Italianos querem exceção à proibição de carros a combustão

Ferrari

Governo alega dificuldade em converter a frota para propulsão 100% elétrica da Ferrari, Lamborghini e Maserati até 2035.

A União Europeia (UE) quer banir até 2035 carros a gasolina e Diesel, incluindo híbridos, o que obrigou o governo italiano a negociar com a UE para tentar proteger esta proibição junto de algumas das suas marcas, nomeadamente a Ferrari, Lamborghini e Maserati – que alegam dificuldade em converter a sua frota à eletrificação total. Entrevistado pela Bloomberg, Roberto Cingolani, o ministro da Transição Ecológica de Itália, sublinha que o país apoia o compromisso assumido pela Europa no que diz respeito à redução de emissões de gases poluentes por via a introdução de carros elétricos. Contudo, segundo ele, “existe um nicho no gigantesco mercado dos automóveis” que terá de ser tido em consideração. Cingolani refere-se concretamente a fabricantes que não produzem modelos em larga escala, que precisam de mais tempo para reestruturar o método de produção e a política de vendas, de forma a que não percam qualidade no produto nem rentabilidade. “Esses carros precisam de tecnologia e baterias especiais para conseguirem fazer essa transição”, sublinha o ministro, nesse sentido Itália propõe um programa para a criação de uma gigafábrica que lhe permita ser autónoma na produção deste importante componente.

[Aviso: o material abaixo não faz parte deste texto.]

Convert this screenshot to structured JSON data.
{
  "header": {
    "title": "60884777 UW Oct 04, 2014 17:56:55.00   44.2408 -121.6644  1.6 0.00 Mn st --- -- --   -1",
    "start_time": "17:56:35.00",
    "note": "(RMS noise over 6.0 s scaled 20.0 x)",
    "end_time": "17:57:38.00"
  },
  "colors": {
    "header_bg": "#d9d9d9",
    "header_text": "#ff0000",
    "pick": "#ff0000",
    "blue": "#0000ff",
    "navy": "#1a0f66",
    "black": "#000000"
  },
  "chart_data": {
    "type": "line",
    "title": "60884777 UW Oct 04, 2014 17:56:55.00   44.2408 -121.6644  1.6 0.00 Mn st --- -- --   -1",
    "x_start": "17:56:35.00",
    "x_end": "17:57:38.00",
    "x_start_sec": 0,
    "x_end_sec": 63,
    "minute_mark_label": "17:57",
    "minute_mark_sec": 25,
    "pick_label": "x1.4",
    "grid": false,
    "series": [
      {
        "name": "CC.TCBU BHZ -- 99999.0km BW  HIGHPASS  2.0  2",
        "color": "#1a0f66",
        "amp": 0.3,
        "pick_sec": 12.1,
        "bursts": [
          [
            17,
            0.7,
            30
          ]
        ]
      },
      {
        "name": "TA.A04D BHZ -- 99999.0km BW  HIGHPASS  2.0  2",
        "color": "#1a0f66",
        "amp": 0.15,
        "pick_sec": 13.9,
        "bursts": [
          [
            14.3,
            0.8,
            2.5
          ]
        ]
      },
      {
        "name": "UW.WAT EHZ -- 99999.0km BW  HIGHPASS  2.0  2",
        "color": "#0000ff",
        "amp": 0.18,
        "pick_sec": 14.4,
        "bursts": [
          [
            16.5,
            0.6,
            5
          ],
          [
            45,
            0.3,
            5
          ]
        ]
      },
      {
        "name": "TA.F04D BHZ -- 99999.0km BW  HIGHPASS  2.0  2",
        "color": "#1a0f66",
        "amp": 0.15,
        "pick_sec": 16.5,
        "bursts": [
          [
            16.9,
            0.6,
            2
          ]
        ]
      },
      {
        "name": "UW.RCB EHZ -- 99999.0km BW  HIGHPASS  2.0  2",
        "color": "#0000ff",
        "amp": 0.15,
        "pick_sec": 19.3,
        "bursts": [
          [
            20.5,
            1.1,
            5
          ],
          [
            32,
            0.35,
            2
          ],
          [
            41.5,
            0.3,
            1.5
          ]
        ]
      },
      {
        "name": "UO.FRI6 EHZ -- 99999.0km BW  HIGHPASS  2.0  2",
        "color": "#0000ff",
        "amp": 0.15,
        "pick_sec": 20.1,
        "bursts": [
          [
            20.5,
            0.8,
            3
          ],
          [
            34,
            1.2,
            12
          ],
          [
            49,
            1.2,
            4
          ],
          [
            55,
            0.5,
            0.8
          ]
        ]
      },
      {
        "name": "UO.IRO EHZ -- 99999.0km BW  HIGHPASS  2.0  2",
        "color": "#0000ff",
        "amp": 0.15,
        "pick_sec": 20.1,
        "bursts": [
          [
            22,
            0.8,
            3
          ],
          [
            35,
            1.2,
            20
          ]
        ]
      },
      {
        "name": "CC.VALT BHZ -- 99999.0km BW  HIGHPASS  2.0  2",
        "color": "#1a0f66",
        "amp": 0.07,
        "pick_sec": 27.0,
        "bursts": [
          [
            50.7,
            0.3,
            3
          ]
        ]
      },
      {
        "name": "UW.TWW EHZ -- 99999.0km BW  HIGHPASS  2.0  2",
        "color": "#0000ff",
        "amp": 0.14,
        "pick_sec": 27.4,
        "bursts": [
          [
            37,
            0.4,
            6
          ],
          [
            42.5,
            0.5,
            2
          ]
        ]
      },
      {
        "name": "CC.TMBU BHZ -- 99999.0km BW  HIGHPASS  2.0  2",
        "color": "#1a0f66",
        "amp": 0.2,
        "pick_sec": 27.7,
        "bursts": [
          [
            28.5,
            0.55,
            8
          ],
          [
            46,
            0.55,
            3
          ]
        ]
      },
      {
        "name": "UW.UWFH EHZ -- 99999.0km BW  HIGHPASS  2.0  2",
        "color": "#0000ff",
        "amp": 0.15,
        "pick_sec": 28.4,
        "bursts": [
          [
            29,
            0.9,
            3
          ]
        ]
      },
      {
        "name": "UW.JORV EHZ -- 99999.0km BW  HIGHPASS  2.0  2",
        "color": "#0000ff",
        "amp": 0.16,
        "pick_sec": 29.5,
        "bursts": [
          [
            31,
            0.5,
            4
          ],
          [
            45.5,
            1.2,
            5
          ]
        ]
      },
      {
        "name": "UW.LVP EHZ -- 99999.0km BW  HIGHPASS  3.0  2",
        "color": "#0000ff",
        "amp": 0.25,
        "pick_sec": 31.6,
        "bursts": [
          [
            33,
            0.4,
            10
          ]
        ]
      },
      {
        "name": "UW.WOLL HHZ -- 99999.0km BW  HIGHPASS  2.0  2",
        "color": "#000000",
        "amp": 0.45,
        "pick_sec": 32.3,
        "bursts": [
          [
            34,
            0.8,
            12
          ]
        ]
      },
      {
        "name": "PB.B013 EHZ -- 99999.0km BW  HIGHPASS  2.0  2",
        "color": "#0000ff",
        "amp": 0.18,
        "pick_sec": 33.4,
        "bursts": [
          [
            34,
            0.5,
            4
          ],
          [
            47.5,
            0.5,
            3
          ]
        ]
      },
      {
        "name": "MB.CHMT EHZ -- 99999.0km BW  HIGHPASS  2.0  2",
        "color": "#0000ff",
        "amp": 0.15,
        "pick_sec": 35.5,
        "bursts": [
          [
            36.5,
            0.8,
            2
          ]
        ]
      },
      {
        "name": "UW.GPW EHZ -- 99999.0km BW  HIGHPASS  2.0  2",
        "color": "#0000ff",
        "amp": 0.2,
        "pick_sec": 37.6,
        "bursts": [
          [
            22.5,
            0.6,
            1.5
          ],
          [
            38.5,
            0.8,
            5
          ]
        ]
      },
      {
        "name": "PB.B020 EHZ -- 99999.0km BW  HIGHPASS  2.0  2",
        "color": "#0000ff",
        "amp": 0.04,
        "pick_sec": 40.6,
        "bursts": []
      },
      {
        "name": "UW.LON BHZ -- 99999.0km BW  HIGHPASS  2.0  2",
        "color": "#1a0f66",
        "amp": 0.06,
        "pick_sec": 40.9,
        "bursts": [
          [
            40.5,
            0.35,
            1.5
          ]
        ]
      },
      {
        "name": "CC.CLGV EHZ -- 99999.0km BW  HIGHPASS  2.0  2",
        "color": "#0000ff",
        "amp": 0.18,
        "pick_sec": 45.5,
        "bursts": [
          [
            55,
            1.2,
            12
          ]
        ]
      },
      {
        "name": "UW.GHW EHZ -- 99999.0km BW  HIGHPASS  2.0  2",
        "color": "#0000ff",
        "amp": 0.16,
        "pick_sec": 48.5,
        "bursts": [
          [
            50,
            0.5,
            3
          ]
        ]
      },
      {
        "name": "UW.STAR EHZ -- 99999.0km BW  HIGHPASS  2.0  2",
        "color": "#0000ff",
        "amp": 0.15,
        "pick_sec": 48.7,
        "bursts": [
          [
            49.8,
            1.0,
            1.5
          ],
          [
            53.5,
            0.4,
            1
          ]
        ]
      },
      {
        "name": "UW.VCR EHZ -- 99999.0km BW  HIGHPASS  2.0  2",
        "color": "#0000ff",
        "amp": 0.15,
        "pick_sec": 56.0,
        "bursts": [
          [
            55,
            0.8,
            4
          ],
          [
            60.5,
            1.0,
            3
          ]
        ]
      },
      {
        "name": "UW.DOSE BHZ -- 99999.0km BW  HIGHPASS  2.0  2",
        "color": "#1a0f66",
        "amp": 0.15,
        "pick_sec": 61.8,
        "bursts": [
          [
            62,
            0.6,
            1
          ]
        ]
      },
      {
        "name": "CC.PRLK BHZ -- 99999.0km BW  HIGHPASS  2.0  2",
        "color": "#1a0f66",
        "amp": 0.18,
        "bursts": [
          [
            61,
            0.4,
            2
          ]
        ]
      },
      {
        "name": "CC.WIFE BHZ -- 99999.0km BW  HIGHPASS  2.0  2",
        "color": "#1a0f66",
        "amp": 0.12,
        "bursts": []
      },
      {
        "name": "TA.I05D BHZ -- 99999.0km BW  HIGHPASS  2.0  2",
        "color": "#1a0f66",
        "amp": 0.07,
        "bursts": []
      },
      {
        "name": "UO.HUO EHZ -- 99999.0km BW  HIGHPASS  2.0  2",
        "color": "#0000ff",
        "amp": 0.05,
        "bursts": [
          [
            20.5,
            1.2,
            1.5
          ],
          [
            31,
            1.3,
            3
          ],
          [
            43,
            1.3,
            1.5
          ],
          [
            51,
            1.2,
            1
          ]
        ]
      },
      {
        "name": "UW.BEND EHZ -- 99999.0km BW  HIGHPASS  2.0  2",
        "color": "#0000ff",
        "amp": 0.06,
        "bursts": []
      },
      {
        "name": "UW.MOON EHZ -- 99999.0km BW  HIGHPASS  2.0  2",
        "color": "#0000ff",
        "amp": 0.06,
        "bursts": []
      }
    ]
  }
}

Outro argumento usado pelo governo transalpino aponta para o facto de haver menos carros dessas marcas na estrada face aos outros, o que torna o impacto da eletrificação de carros de nicho/luxo menos significativo em relação aos que têm um volume de produção maior. Recorde-se que o plano de eletrificação na Europa, ainda em fase de aprovação, já estabelece a isenção da proibição daqueles que fabricam menos de mil carros por ano – embora a UE esteja mais inclinada para acabar com essa exceção. Em 2020, a Ferrari vendeu 9100 carros em 2020 e a Lamborghini 7400.

Nenhuma das três marcas italianas supracitadas possui um modelo 100% elétrico na sua frota atual – apenas híbridos. A Ferrari, aliás, já tinha dito que iria adiar a transição para a eletrificação até que fosse possível. No caso da Lamborghini, está previso que se dedique apenas a produzir modelos híbridos em 2024 e prevê apresentar um elétrico na segunda metade desta década. No caso da Maserati, uma vez que está inserida na Stellantis, o processo de eletrificação poderá ser um pouco mais célere. Estes construtores dedicados a carros desportivos sentem que com a eletrificação total é difícil manter o equilíbrio entre elevados níveis de potência, forte capacidade de aceleração e uma boa autonomia. Contudo, uma marca como a Rimac veio provar que é possível fazer um hipercarro elétrico que cumpre todos esses requisitos.

Do lado da UE não parece haver vontade em abrir uma exceção de modo a satisfazer os intentos do governo italiano. Fonte de Bruxelas refere que “todos os construtores têm de contribuir para a redução das emissões”.

O presidente da Associação Europeia de Construtores Europeus e o CEO da BMW, Oliver Zipse, concordam com a posição do governo italiano no que diz respeito à criação de exceções para os construtores de nicho. Entretanto, perante este cenário de eletrificação, França quer uma exceção para os híbridos.